Reduction of prostate cancer biopsies may be the benefit of a new blood test

The diagnosis of prostate cancer could be significantly improved with a new blood test that looks for circulating tumor cells. Unnecessary biopsies and treatments could also be avoided.

According to a recent study, combining the new test with prostate specific antigen (PSA) results can yield a diagnosis of aggressive prostate cancer that is more than 90% accurate.

This level of accuracy is higher than that of any other biomarker for prostate cancer, according to the study author, who says it could lead to a paradigm shift in the way prostate cancer is diagnosed.

PSA test not enough to diagnose cancer

The prostate produces a protein called PSA. When there is cancer in the prostate, the gland releases more PSA into the blood, and therefore, raised levels of PSA in the blood can be a sign of prostate cancer.

Unfortunately, other prostate conditions, such as inflammation or noncancerous enlargement of the gland, can also raise PSA levels.

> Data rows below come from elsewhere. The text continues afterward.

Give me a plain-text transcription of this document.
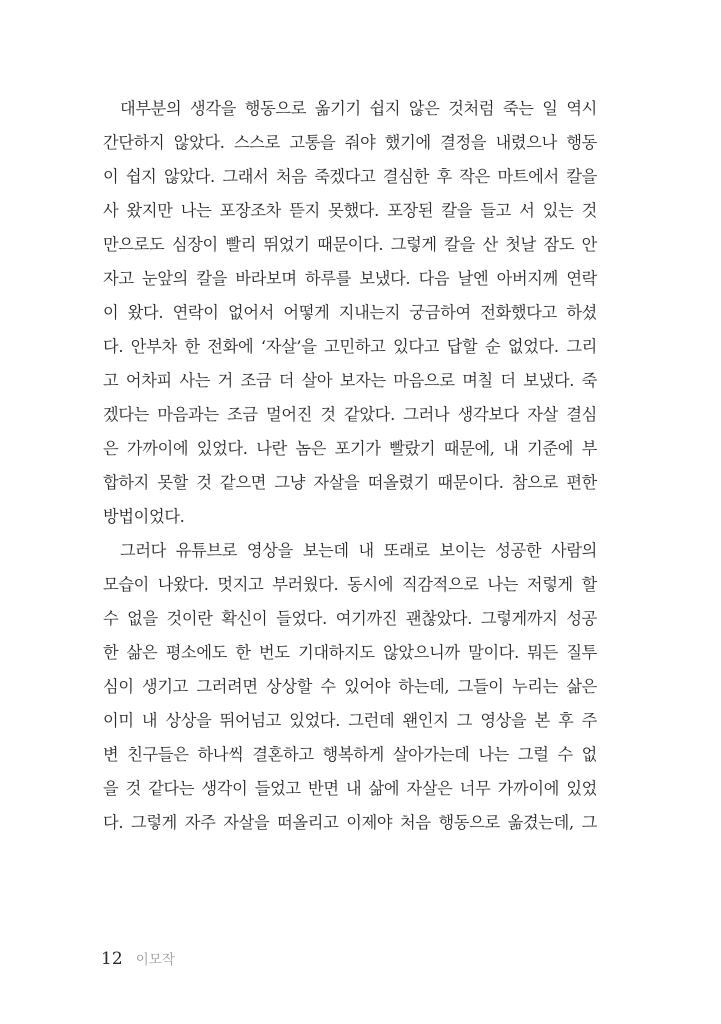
대부분의 생각을 행동으로 옮기기 쉽지 않은 것처럼 죽는 일 역시
간단하지 않았다. 스스로 고통을 줘야 했기에 결정을 내렸으나 행동
이 쉽지 않았다. 그래서 처음 죽겠다고 결심한 후 작은 마트에서 칼을
사 왔지만 나는 포장조차 뜯지 못했다. 포장된 칼을 들고 서 있는 것
만으로도 심장이 빨리 뛰었기 때문이다. 그렇게 칼을 산 첫날 잠도 안
자고 눈앞의 칼을 바라보며 하루를 보냈다. 다음 날엔 아버지께 연락
이 왔다. 연락이 없어서 어떻게 지내는지 궁금하여 전화했다고 하셨
다. 안부차 한 전화에 ‘자살’을 고민하고 있다고 답할 순 없었다. 그리
고 어차피 사는 거 조금 더 살아 보자는 마음으로 며칠 더 보냈다. 죽
겠다는 마음과는 조금 멀어진 것 같았다. 그러나 생각보다 자살 결심
은 가까이에 있었다. 나란 놈은 포기가 빨랐기 때문에, 내 기준에 부
합하지 못할 것 같으면 그냥 자살을 떠올렸기 때문이다. 참으로 편한
방법이었다.
그러다 유튜브로 영상을 보는데 내 또래로 보이는 성공한 사람의
모습이 나왔다. 멋지고 부러웠다. 동시에 직감적으로 나는 저렇게 할
수 없을 것이란 확신이 들었다. 여기까진 괜찮았다. 그렇게까지 성공
한 삶은 평소에도 한 번도 기대하지도 않았으니까 말이다. 뭐든 질투
심이 생기고 그러려면 상상할 수 있어야 하는데, 그들이 누리는 삶은
이미 내 상상을 뛰어넘고 있었다. 그런데 왠인지 그 영상을 본 후 주
변 친구들은 하나씩 결혼하고 행복하게 살아가는데 나는 그럴 수 없
을 것 같다는 생각이 들었고 반면 내 삶에 자살은 너무 가까이에 있었
다. 그렇게 자주 자살을 떠올리고 이제야 처음 행동으로 옮겼는데, 그
12 이모작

In order to confirm the presence of cancer, the patient undergoes a biopsy, which is an uncomfortable procedure where the surgeon removes pieces of the prostate and sends them for tissue analysis.

A biopsy of the prostate is not only invasive but can also have risks such as infection and a high chance of bleeding. And the biopsy results of most men with raised PSA levels come back saying that they do not have cancer.

And when prostate biopsies do reveal the presence of cancer, in most cases, the tumor is not aggressive and will not be fatal if doctors leave it untreated.